Despite the foregoing, the present disclosure also contemplates embodiments in which users selectively block the use of, or access to, personal information data. That is, the present disclosure contemplates that hardware and/or software elements can be provided to prevent or block access to such personal information data. For example, in the case of displaying information from an application, the present technology can be configured to allow users to select to “opt in” or “opt out” of participation in the collection of personal information data during registration and/or configuration of the corresponding application or anytime thereafter. In another example, users can select not to provide personal information. In yet another example, users can select to limit the length of time personal information is maintained or entirely prohibit the collection of personal information. In addition to providing “opt in” and “opt out” options, the present disclosure contemplates providing notifications relating to the access or use of personal information. For instance, a user may be notified upon downloading an app that their personal information data will be accessed and then reminded again just before personal information data is accessed by the app.

Moreover, it is the intent of the present disclosure that personal information data should be managed and handled in a way to minimize risks of unintentional or unauthorized access or use. Risk can be minimized by limiting the collection of data and deleting data once it is no longer needed. In addition, and when applicable, including in certain health related applications, data de-identification can be used to protect a user's privacy.

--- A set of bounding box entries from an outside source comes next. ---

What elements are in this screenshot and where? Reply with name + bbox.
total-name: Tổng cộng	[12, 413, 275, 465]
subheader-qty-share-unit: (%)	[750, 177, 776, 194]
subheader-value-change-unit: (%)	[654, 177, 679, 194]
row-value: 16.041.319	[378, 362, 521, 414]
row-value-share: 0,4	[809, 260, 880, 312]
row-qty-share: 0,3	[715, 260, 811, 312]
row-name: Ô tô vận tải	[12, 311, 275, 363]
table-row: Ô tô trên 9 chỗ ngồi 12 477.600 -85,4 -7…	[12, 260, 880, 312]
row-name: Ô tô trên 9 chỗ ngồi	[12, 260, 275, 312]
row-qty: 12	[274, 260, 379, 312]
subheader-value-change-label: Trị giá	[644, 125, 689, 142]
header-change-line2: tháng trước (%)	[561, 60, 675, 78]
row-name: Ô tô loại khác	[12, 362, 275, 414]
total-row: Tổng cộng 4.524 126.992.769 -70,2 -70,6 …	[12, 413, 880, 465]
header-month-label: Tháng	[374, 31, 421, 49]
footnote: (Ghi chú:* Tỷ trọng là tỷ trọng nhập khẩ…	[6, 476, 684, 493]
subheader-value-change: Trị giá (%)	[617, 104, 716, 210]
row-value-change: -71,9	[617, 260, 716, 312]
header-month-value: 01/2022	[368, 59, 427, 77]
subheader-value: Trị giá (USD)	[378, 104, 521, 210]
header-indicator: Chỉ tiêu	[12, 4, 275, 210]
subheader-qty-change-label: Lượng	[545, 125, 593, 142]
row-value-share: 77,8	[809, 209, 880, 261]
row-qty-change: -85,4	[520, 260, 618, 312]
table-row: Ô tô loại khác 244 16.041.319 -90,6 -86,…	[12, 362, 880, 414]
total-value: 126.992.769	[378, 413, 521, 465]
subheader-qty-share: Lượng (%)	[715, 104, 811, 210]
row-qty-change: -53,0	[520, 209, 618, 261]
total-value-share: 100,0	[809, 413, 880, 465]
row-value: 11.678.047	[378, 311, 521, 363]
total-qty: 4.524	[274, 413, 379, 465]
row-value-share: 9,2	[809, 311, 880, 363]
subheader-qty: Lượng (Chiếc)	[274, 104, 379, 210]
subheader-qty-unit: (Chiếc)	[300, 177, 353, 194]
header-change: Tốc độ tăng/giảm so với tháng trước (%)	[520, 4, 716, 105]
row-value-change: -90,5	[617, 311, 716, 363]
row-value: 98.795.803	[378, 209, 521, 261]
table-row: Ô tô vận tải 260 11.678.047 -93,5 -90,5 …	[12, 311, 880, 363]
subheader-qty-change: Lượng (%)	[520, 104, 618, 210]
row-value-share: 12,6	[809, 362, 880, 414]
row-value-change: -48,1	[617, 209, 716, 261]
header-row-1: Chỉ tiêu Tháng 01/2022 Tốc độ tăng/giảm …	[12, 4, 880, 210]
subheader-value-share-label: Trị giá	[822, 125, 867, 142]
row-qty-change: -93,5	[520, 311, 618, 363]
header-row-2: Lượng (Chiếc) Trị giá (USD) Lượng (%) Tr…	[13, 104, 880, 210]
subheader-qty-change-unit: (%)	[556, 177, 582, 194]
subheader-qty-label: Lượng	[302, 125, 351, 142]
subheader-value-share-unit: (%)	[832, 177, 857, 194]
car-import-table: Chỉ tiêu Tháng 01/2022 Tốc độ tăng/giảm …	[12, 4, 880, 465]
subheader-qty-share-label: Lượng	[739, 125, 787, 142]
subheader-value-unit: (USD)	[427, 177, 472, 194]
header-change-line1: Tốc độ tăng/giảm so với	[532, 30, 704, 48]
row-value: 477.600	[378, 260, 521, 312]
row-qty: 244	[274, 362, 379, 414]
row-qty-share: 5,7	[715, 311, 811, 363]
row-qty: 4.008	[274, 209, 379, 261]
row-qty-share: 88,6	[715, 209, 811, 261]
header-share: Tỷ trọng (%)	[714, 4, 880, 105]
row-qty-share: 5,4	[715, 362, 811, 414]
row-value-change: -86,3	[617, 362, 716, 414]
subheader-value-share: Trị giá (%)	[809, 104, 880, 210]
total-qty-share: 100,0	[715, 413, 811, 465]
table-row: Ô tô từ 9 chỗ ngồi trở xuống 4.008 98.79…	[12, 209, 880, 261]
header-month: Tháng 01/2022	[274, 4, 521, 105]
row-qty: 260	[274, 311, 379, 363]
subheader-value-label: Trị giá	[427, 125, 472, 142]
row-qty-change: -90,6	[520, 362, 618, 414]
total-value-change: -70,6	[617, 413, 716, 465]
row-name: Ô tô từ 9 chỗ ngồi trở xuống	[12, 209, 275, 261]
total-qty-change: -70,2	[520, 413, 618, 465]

De-identification may be facilitated, when appropriate, by removing specific identifiers (e.g., date of birth, etc.), controlling the amount or specificity of data stored (e.g., collecting location data a city level rather than at an address level), controlling how data is stored (e.g., aggregating data across users), and/or other methods.

Therefore, although the present disclosure broadly covers use of personal information data to implement one or more various disclosed embodiments, the present disclosure also contemplates that the various embodiments can also be implemented without the need for accessing such personal information data. That is, the various embodiments of the present technology are not rendered inoperable due to the lack of all or a portion of such personal information data. For example, content can be selected and displayed to users by inferring preferences based on non-personal information data or a bare minimum amount of personal information, such as the content being requested by the device associated with a user, other non-personal information available to the computer system, or publicly available information.